Second, Taylor contends that the Advisory Circular itself was so confusing that it did not provide notice about the conduct it prohibited. That is inaccurate. The Circular states: “Model aircraft must not operate in Prohibited Areas, Special Flight Rule Areas or, the Washington National Capital Region Flight Restricted Zone, without specific authorization.” J.A. 5.
Ultimately, Taylor admits that he simply did not know about the revised Circular until the FAA launched a “media blitz” to publicize it. Taylor Br. 68. That may be understandable. But under our precedent, Taylor must point “to more than simply ignorance of the order” as reasonable grounds for his delay. Avia Dynamics, Inc. v. FAA, 641 F.3d 515, 521 (D.C. Cir. 2011). Taylor has not done so. His petition for review of Advisory Circular 91-57A is therefore untimely.
* * *
The FAA’s Registration Rule violates Section 336 of the FAA Modernization and Reform Act. We grant Taylor’s petition for review of the Registration Rule, and we vacate the Registration Rule to the extent it applies to model aircraft. Because Taylor’s petition for review of Advisory Circular 91-57A is untimely, that petition is denied.

 

So ordered.

 

Footnotes:

1 Taylor also purports to challenge the FAA’s October 2015 announcement that it was reviewing its registration requirements for model aircraft. See Clarification of the Applicability of Aircraft Registration Requirements for Unmanned Aircraft Systems (UAS) and Request for Information Regarding Electronic Registration for UAS, 80 Fed. Reg. 63,912 (Oct. 22, 2015). That challenge is subsumed by Taylor’s challenge to the Registration Rule. We therefore do not separately consider it here.
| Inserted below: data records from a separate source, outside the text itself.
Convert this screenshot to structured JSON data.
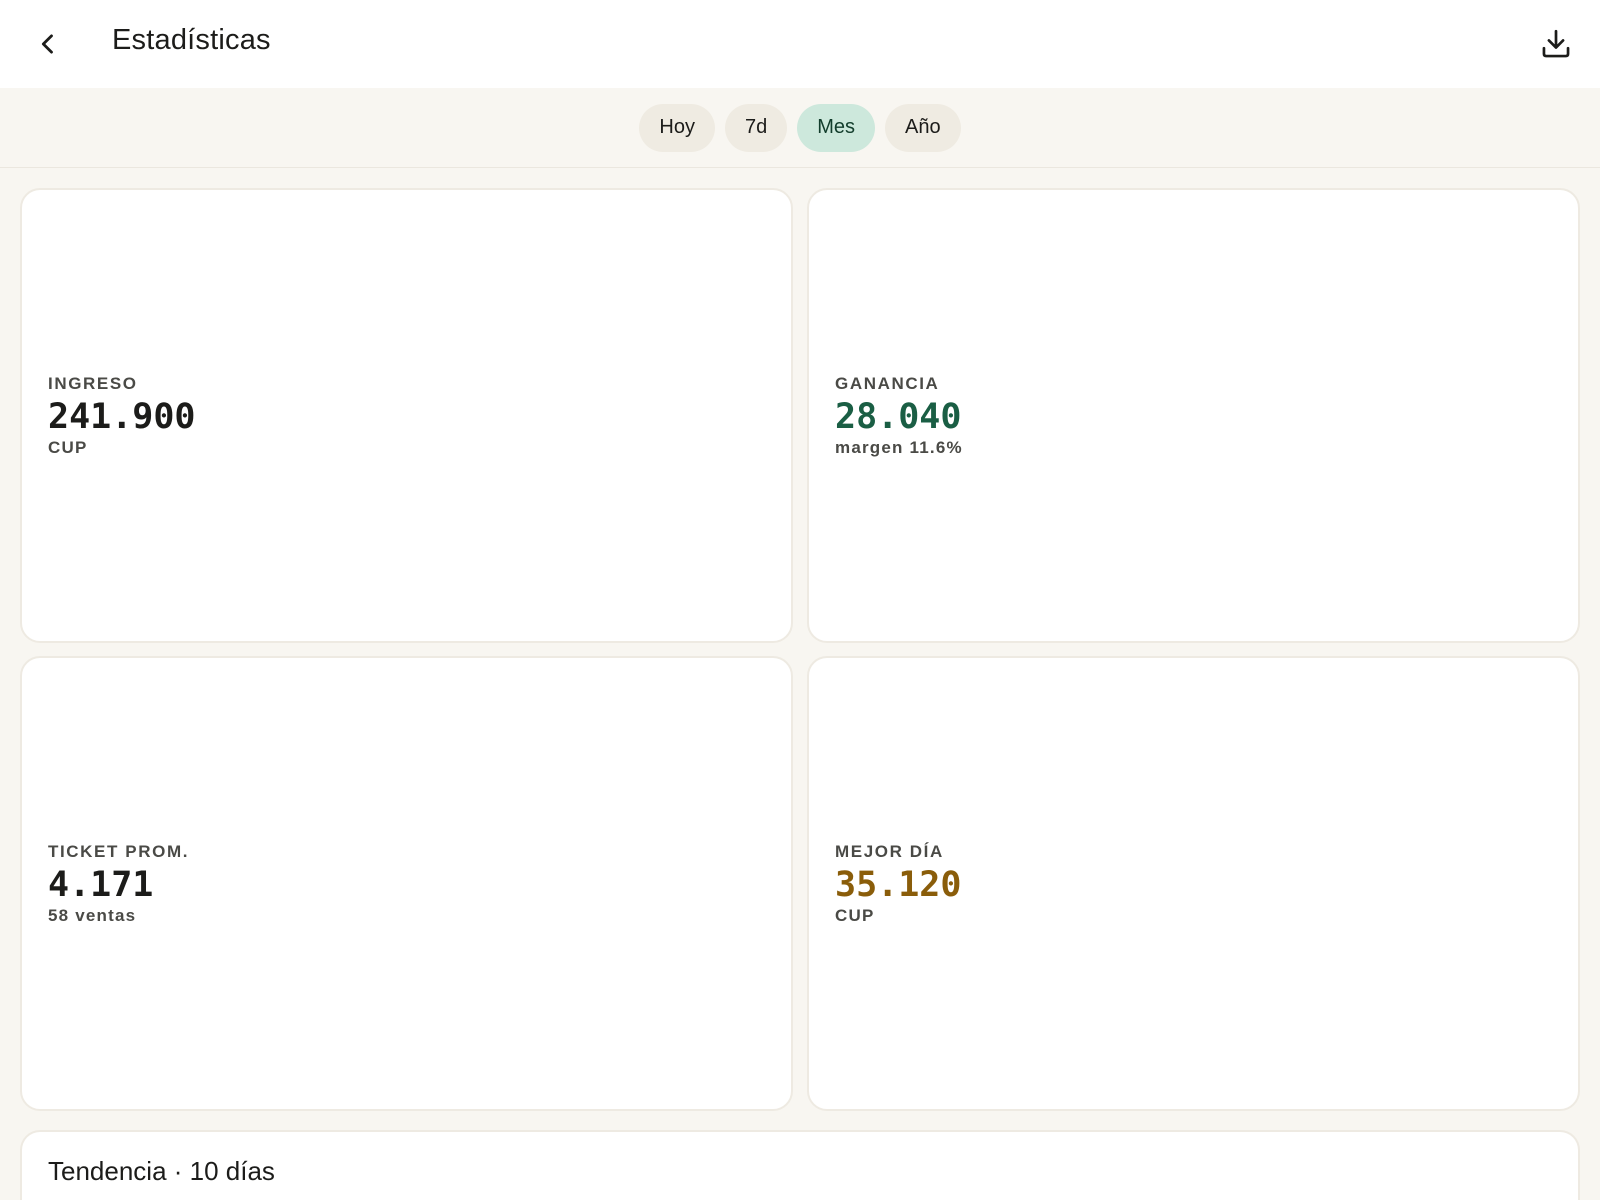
{
  "appbar": {
    "title": "Estadísticas",
    "back_icon": "chevron-left-icon",
    "download_icon": "download-icon"
  },
  "filters": [
    {
      "label": "Hoy",
      "active": false
    },
    {
      "label": "7d",
      "active": false
    },
    {
      "label": "Mes",
      "active": true
    },
    {
      "label": "Año",
      "active": false
    }
  ],
  "stats": {
    "ingreso": {
      "label": "INGRESO",
      "value": "241.900",
      "sub": "CUP",
      "color": "#1c1c1a"
    },
    "ganancia": {
      "label": "GANANCIA",
      "value": "28.040",
      "sub": "margen 11.6%",
      "color": "#1a5e44"
    },
    "ticket": {
      "label": "TICKET PROM.",
      "value": "4.171",
      "sub": "58 ventas",
      "color": "#1c1c1a"
    },
    "mejor_dia": {
      "label": "MEJOR DÍA",
      "value": "35.120",
      "sub": "CUP",
      "color": "#8a5d0a"
    }
  },
  "trend": {
    "title": "Tendencia · 10 días"
  },
  "colors": {
    "background": "#f8f6f1",
    "chip": "#efebe2",
    "chip_active": "#cde8dc",
    "profit": "#1a5e44",
    "best_day": "#8a5d0a"
  }
}
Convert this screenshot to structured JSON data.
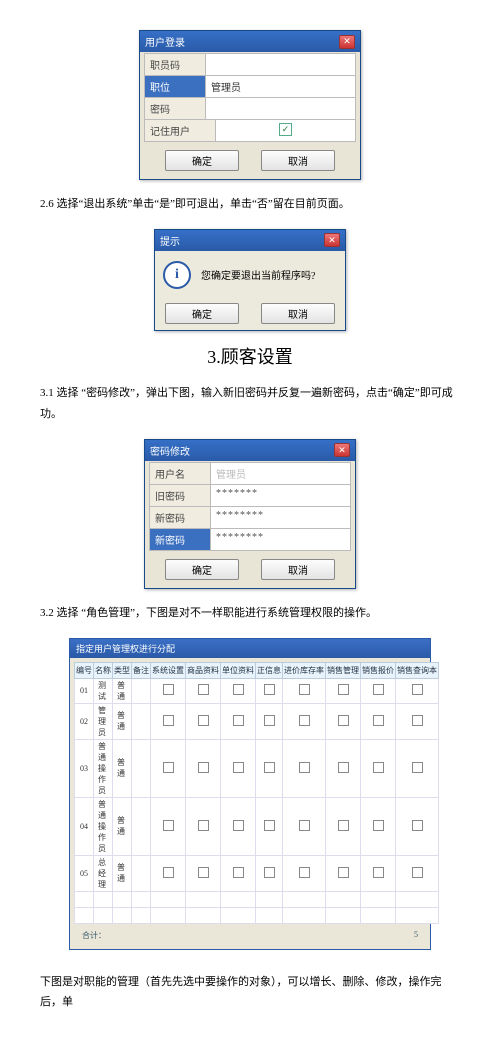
{
  "login": {
    "title": "用户登录",
    "rows": {
      "staff_label": "职员码",
      "role_label": "职位",
      "role_value": "管理员",
      "pwd_label": "密码",
      "remember_label": "记住用户"
    },
    "ok": "确定",
    "cancel": "取消"
  },
  "para26": "2.6 选择“退出系统”单击“是”即可退出，单击“否”留在目前页面。",
  "msgbox": {
    "title": "提示",
    "text": "您确定要退出当前程序吗?",
    "ok": "确定",
    "cancel": "取消"
  },
  "section3": "3.顾客设置",
  "para31": "3.1 选择 “密码修改”，弹出下图，输入新旧密码并反复一遍新密码，点击“确定”即可成功。",
  "pwchange": {
    "title": "密码修改",
    "user_label": "用户名",
    "user_value": "管理员",
    "old_label": "旧密码",
    "new_label": "新密码",
    "new2_label": "新密码",
    "dots7": "*******",
    "dots8": "********",
    "ok": "确定",
    "cancel": "取消"
  },
  "para32": "3.2 选择 “角色管理”，下图是对不一样职能进行系统管理权限的操作。",
  "perm": {
    "title": "指定用户管理权进行分配",
    "headers": [
      "编号",
      "名称",
      "类型",
      "备注",
      "系统设置",
      "商品资料",
      "单位资料",
      "正信息",
      "进价库存率",
      "销售管理",
      "销售报价",
      "销售查询本"
    ],
    "rows": [
      {
        "id": "01",
        "name": "测试",
        "type": "普通"
      },
      {
        "id": "02",
        "name": "管理员",
        "type": "普通"
      },
      {
        "id": "03",
        "name": "普通操作员",
        "type": "普通"
      },
      {
        "id": "04",
        "name": "普通操作员",
        "type": "普通"
      },
      {
        "id": "05",
        "name": "总经理",
        "type": "普通"
      }
    ],
    "footer_left": "合计：",
    "footer_right": "5"
  },
  "para_tail": "下图是对职能的管理（首先先选中要操作的对象），可以增长、删除、修改，操作完后，单"
}
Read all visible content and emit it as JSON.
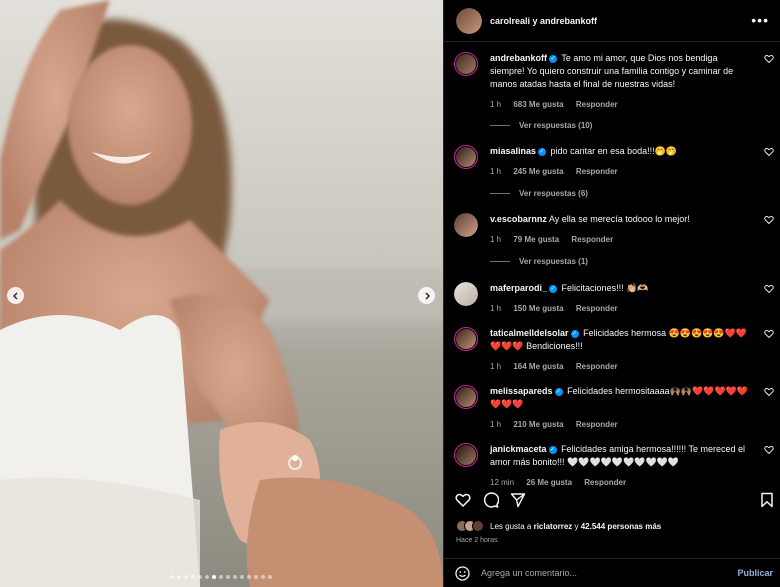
{
  "header": {
    "names": "carolreali y andrebankoff"
  },
  "comments": [
    {
      "user": "andrebankoff",
      "verified": true,
      "text": "Te amo mi amor, que Dios nos bendiga siempre! Yo quiero construir una familia contigo y caminar de manos atadas hasta el final de nuestras vidas!",
      "time": "1 h",
      "likes": "683 Me gusta",
      "reply": "Responder",
      "view_replies": "Ver respuestas (10)"
    },
    {
      "user": "miasalinas",
      "verified": true,
      "text": "pido cantar en esa boda!!!🤭🤭",
      "time": "1 h",
      "likes": "245 Me gusta",
      "reply": "Responder",
      "view_replies": "Ver respuestas (6)"
    },
    {
      "user": "v.escobarnnz",
      "verified": false,
      "text": "Ay ella se merecía todooo lo mejor!",
      "time": "1 h",
      "likes": "79 Me gusta",
      "reply": "Responder",
      "view_replies": "Ver respuestas (1)"
    },
    {
      "user": "maferparodi_",
      "verified": true,
      "text": "Felicitaciones!!! 👏🏼🫶🏼",
      "time": "1 h",
      "likes": "150 Me gusta",
      "reply": "Responder"
    },
    {
      "user": "taticalmelldelsolar",
      "verified": true,
      "text": "Felicidades hermosa 😍😍😍😍😍❤️❤️❤️❤️❤️ Bendiciones!!!",
      "time": "1 h",
      "likes": "164 Me gusta",
      "reply": "Responder"
    },
    {
      "user": "melissapareds",
      "verified": true,
      "text": "Felicidades hermositaaaa🙌🏽🙌🏽❤️❤️❤️❤️❤️❤️❤️❤️",
      "time": "1 h",
      "likes": "210 Me gusta",
      "reply": "Responder"
    },
    {
      "user": "janickmaceta",
      "verified": true,
      "text": "Felicidades amiga hermosa!!!!!! Te mereced el amor más bonito!!! 🤍🤍🤍🤍🤍🤍🤍🤍🤍🤍",
      "time": "12 min",
      "likes": "26 Me gusta",
      "reply": "Responder"
    }
  ],
  "likes_summary": {
    "prefix": "Les gusta a ",
    "user": "riclatorrez",
    "middle": " y ",
    "count": "42.544 personas más"
  },
  "time_ago": "Hace 2 horas",
  "add_comment": {
    "placeholder": "Agrega un comentario...",
    "publish": "Publicar"
  },
  "colors": {
    "accent": "#0095f6",
    "ring": "#d6249f",
    "muted": "#a8a8a8"
  },
  "carousel": {
    "total": 15,
    "active": 7
  }
}
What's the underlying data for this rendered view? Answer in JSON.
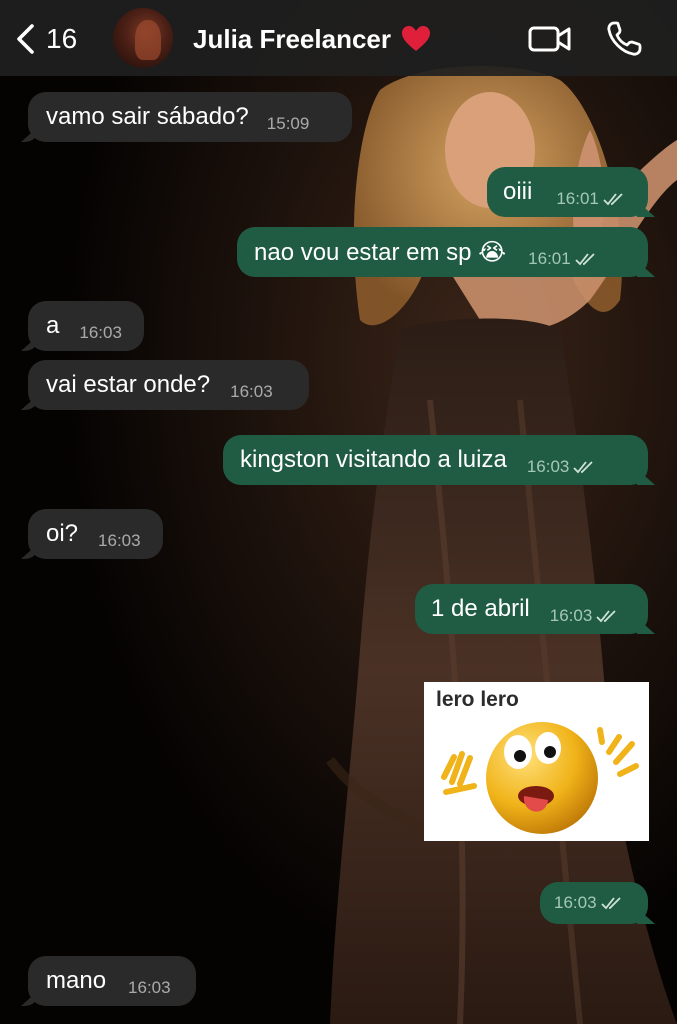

2 We note that Section 336(b) expressly preserves the FAA’s authority to “pursue enforcement action against persons operating model aircraft who endanger the safety of the national airspace system.” FAA Modernization and Reform Act § 336(b). That provision, however, is tied to safety. It does not authorize the FAA to enforce any pre-existing registration requirement.